Chude Jideonwo: Pandemic reality

This, is from the timeless Harvard Business Review essay on Resilience.

It’s the foundation for the Surviving Crises module Joy, Inc. is using to help companies and organisations in the midst of this pandemic.

“A common belief about resilience is that it stems from an optimistic nature. That’s true but only as long as such optimism doesn’t distort your sense of reality. In extremely adverse situations, rose-colored thinking can actually spell disaster. This point was made poignantly to me by management researcher and writer Jim Collins, who happened upon this concept while researching Good to Great, his book on how companies transform themselves out of mediocrity. Collins had a hunch (an exactly wrong hunch) that resilient companies were filled with optimistic people. He tried out that idea on Admiral Jim Stockdale, who was held prisoner and tortured by the Vietcong for eight years.
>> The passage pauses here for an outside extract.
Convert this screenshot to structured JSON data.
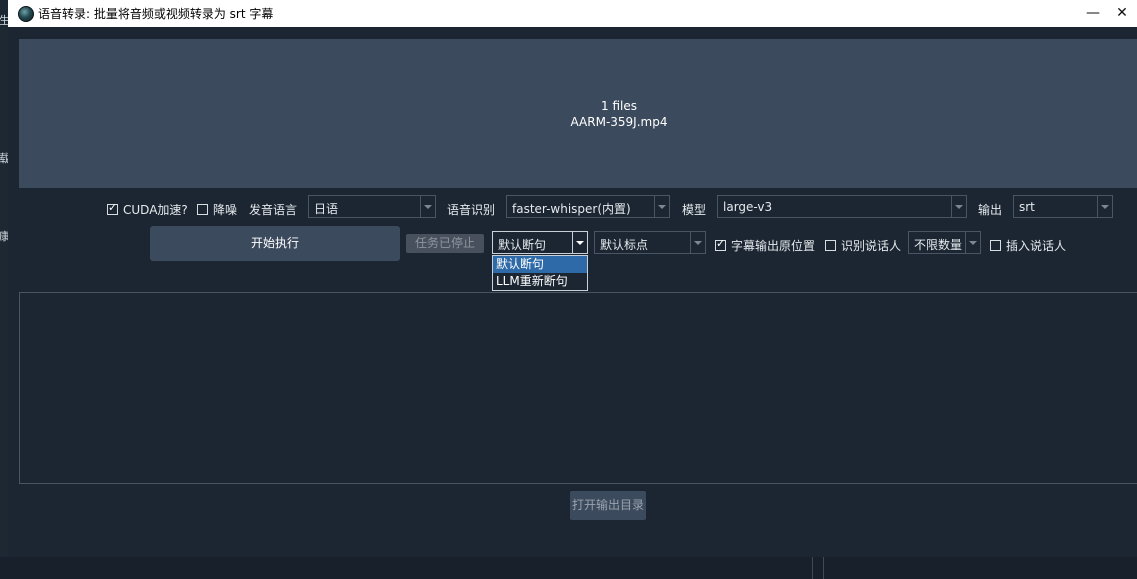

“Collins recalls: “l asked Stockdale: “Who didn’t make it out of the camps?’ And he said, “oh, that’s easy. It was the optimists. They were the ones who said we were going to be out by Christmas. And then they said we’d be out by Easter, and then out by Fourth of July, and out by Thanksgiving, and then it was Christmas again.”  Stockdale turned to me and said, “You know. I think they all died of broken hearts.”

“In the business world, Collins found the same unblinking attitude shared by executives at all the most successful companies he studied.

“Like Stockdale, resilient people have very sober and down-to-earth views of those parts of selity that matter for survival. That’s not to say that optimism doesn’t have its place: in turning around a demoralised sales force, for instance, conjuring a sense of possibility can be a very powerful tool. But for bigger challenges, a cool, almost pessimistic sense of reality is far more important.”